Adirondack Sky Festival Sunday in Tupper Lake
TUPPER LAKE – With its location within a protected state park, with low light pollution, low humidity and sitting at a high altitude, Tupper Lake provides ideal conditions for night sky viewing, some of the best east of the Mississippi.
Local officials, university professors, and amateur astronomers have long recognized the community’s potential to become an astrotourism hub, and have banded together to build on the current Adirondack Sky Center and create a state-of-the-art AstroScience center here, tentatively slated to open in 2024, during another eclipse.
In the meantime, Tupper Lake is holding stargazing and other events to raise funds and awareness about the planned opening of the new center aimed at exposing the public to the beautiful night sky.
On Sunday, July 21, the venue will host the Adirondack Sky Festival.
This is a community-wide celebration of the dark skies and stargazing at the first Adirondack Sky Festival. The day-long event is a mix of star and solar gazing at the current Adirondack Sky Center & Observatory (formerly the Adirondack Public Observatory) at 178 Big Wolf Road in Tupper Lake.

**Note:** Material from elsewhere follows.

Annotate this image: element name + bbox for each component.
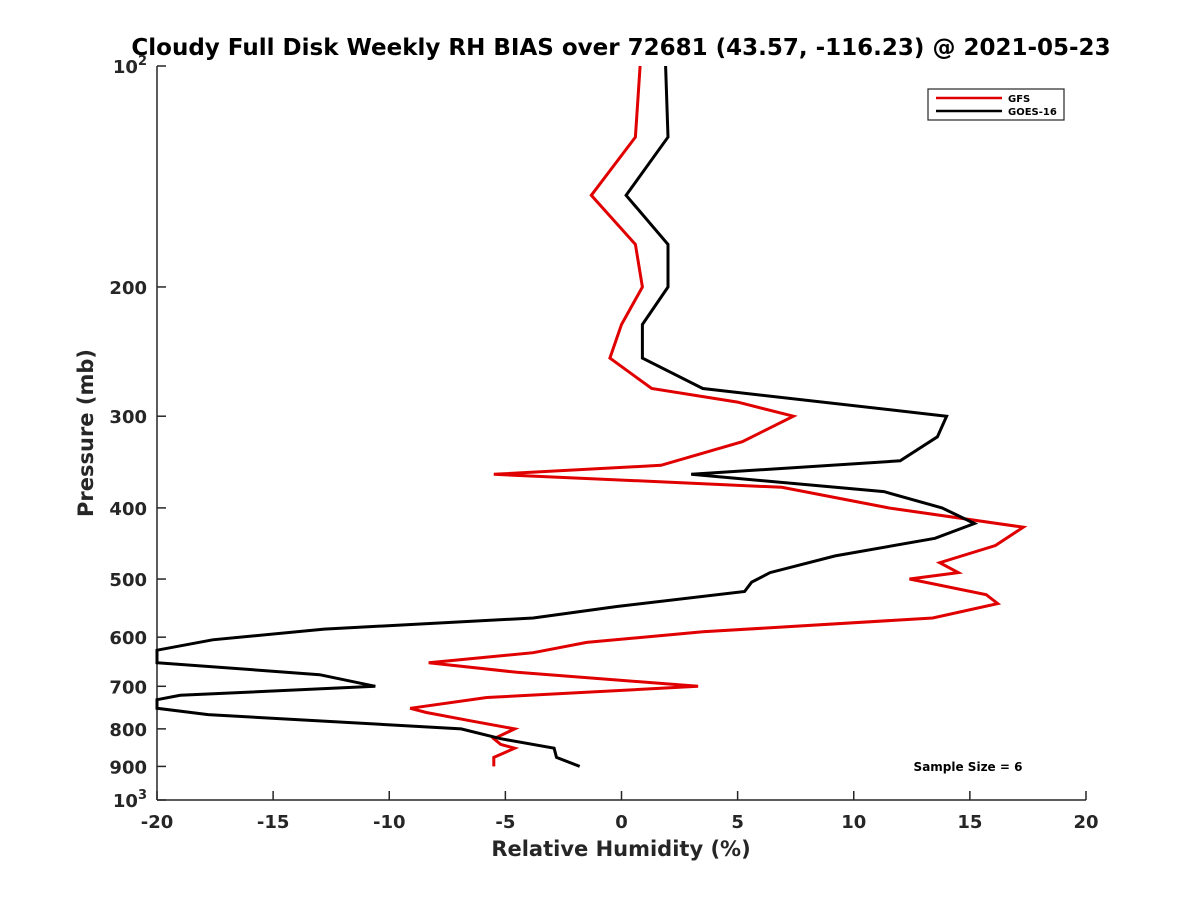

Starting at 1 p.m., participants can take advantage of the Roll Off Roof Observatory, games and crafts, a scavenger hunt, scientific demonstrations and solar gazing through specialized telescopes.
Experts will be on hand to talk about the stars and planets, and how to best see them, offering tips to the public.
To date there are three lecturers: Al Nagler, a former optical designer at NASA known for designing lunar landing simulators and Tele Vue eyepieces for telescopes; Andy Andersen of the International Dark Sky Association discussing light pollution impacts on wildlife; and Gib Brown, former meteorologist at WPTZ and college professor, showing the Science on a Sphere. All of these events are taking place at The Wild Center.
At the Tupper Lake High School, Bruce McClure will lead planetarium shows in the StarLab. The Adirondack Sky Center’s own professional astronomers, Aileen O’Donoghue, Jeffrey Miller and Joshua Thomas, all trustees of the organization, will be leading demonstrations and addressing questions throughout the day.
Jeff Miller and David Fadden, Mohawk artist and storyteller from the Six Nations Museum in Onchiota, will also give a talk at the high school at 7:30 p.m. on “Star Stories of the Haudenosaunee, Greek and Roman Traditions.”
There will be plenty of celestial-themed music at the Tupper Lake Bandshell, with local band Night School, from 7:30 to 9:30 p.m.; and then stargazing at the observatory.
David Levy, internationally known comet hunter and co-discoverer of Comet Shoemaker-Levy 9, which impacted Jupiter in 1994, has just published his autobiography “The Nightwatchman’s Journey: The Road not Taken,” and will be discussing it and signing copies.